Kaftan sendiri berasal dari kata Persia, sebuah sebutan untuk bahan garmen yang diyakini berasal dari Mesopotamia Kuno. Uniknya, kaftan dulu bukan dikenakan oleh para perempuan, melainkan para Sultan Ottoman dari abad ke-14 hingga ke-18 mengenakan kaftan yang dihias dengan mewah. Mereka juga memberikan kaftan sebagai hadiah kepada pejabat penting seperti jenderal. Kaftan saat itu dibuat dari sutra, wol, atau kapas yang kerap diikat dengan selempang.
Saat ini, kaftan umum dikenakan tidak hanya perempuan, tapi juga pria di seluruh dataran tinggi Iran melalui Afrika Utara, sampai ke Afrika Barat. Meski terlihat panas, tapi siluet longgar kaftan justru mempunyai sirkulasi udara yang baik, sehingga bisa menurunkan suhu tubuh.
Kaftan Ottoman/ Foto: Pinterst |
Di tanah Eropa dan Amerika Utara, kaftan jarang digunakan selain para pelancong atau orang yang memiliki selera unik dalam berpakaian. Mereka membawanya kembali dari ekspedisi eksotis sebagai bagian dari mode Orientalisme dan interior bergaya Turki selama abad ke-19. Barulah pada tahun 1950-an dan awal 1960-an, gaya berpakaian ini mulai muncul dalam couture fashion ketika diadaptasi oleh Christian Dior dan Balenciaga sebagai gaun malam longgar atau jubah di atas celana panjang yang serasi.
Namun dewasa ini, kaftan semakin mudah untuk dicari dan sudah menjadi busana sehari-hari yang bisa dikenakan oleh siapa saja. Materialnya yang kini lebih terjangkau membuat kaftan menjadi pilihan yang bisa dikenakan tidak hanya dari kalangan atas tapi juga kalangan yang biasa-biasa saja. Tetapi hal yang tidak akan pernah berubah dari kaftan adalah potongannya yang berbentuk 'T', lurus dan longgar sangat cocok digunakan untuk modest wear maupun penampilan yang syar'i.

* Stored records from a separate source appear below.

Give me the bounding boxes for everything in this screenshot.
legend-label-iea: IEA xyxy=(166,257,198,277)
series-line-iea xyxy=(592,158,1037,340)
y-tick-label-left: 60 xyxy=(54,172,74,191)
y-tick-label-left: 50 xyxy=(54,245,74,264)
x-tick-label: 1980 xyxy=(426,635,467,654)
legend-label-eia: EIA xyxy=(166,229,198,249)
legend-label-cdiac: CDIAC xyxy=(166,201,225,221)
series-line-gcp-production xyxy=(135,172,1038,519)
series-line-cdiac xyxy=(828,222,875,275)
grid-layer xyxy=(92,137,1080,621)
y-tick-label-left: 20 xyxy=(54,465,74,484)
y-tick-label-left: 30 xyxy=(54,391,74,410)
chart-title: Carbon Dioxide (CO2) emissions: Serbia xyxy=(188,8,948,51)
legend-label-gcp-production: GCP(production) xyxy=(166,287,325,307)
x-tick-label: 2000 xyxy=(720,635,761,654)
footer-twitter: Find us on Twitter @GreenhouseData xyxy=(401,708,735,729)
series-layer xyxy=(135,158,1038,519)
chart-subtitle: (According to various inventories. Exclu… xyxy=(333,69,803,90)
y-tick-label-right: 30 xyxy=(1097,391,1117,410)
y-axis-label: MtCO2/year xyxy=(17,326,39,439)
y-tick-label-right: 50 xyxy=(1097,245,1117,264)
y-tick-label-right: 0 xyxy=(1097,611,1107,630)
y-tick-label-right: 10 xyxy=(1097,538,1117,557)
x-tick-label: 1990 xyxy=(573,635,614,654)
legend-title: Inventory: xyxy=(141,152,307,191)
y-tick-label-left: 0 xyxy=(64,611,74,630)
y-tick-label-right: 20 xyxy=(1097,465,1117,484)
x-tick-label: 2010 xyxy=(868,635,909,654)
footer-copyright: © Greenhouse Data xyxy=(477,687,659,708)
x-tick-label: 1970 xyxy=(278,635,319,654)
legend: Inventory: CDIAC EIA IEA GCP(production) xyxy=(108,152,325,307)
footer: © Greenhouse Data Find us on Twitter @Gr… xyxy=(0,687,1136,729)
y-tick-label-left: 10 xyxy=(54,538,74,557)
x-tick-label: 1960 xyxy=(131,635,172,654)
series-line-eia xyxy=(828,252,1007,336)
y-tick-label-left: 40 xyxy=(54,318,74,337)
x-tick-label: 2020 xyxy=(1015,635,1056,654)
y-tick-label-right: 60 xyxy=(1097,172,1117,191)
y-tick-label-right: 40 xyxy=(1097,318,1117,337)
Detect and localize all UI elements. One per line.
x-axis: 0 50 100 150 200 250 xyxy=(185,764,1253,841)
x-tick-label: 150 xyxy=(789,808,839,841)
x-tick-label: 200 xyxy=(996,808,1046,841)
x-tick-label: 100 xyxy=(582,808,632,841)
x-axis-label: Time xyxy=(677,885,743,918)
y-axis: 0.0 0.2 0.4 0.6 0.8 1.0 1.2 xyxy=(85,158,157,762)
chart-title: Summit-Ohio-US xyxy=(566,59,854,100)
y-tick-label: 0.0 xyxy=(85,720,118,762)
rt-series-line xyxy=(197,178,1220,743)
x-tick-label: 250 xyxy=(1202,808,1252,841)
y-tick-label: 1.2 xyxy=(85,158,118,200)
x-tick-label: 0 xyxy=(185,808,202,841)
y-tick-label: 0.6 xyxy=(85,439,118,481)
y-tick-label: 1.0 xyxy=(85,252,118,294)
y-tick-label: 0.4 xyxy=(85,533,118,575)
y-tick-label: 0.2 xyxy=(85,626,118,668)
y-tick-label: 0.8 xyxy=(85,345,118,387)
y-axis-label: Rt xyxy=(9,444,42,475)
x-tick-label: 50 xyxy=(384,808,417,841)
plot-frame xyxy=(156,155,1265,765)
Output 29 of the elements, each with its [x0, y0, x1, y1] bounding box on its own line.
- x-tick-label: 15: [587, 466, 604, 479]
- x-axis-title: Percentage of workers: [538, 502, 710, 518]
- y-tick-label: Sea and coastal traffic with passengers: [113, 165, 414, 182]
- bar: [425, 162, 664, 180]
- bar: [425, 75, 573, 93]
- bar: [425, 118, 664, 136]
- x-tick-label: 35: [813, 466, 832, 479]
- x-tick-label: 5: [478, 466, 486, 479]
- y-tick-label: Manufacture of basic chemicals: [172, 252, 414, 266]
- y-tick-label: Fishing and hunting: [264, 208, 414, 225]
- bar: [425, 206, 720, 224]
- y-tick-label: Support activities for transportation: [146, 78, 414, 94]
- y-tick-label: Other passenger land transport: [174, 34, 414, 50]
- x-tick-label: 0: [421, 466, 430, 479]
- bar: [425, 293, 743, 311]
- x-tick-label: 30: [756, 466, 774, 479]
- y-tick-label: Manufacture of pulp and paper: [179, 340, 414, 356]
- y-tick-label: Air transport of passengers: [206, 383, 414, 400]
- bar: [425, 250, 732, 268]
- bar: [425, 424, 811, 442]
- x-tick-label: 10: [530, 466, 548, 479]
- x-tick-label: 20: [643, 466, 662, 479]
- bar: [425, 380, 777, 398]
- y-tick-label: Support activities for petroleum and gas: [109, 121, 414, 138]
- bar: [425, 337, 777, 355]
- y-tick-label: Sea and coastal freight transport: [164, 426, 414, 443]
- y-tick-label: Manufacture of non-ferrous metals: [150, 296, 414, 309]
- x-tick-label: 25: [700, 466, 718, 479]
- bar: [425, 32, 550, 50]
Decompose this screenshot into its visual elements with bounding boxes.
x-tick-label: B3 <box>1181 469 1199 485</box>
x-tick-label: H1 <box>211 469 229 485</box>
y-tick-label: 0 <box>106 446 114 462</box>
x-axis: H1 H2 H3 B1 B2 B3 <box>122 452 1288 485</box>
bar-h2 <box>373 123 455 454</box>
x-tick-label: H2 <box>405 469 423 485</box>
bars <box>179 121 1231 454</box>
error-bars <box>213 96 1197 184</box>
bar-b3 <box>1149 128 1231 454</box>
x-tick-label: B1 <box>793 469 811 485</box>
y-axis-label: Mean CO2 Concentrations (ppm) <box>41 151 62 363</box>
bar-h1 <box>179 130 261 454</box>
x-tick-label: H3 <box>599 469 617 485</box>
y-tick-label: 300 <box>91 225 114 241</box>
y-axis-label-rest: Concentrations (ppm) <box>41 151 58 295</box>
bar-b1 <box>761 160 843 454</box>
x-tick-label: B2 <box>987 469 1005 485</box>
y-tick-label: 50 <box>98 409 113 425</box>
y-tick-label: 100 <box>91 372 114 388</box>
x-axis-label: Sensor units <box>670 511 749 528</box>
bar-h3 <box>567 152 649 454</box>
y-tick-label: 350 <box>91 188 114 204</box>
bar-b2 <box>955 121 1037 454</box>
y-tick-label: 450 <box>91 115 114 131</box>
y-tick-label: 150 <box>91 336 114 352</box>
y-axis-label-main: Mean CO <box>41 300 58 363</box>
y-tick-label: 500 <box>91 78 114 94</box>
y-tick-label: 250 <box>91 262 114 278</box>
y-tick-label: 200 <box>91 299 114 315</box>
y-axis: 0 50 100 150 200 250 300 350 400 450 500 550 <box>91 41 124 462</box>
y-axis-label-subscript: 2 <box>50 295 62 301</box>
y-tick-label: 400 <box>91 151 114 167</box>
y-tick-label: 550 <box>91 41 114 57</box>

Selain itu, siluet kaftan yang berani dan grafis memungkinkan para pembuat baju untuk menampilkan keunikan mereka masing-masing, sambil biasanya mempertahankan kemudahan, kenyamanan dan kesederhanaan yang membuatnya begitu menarik bagi perempuan Indonesia dan di seluruh dunia.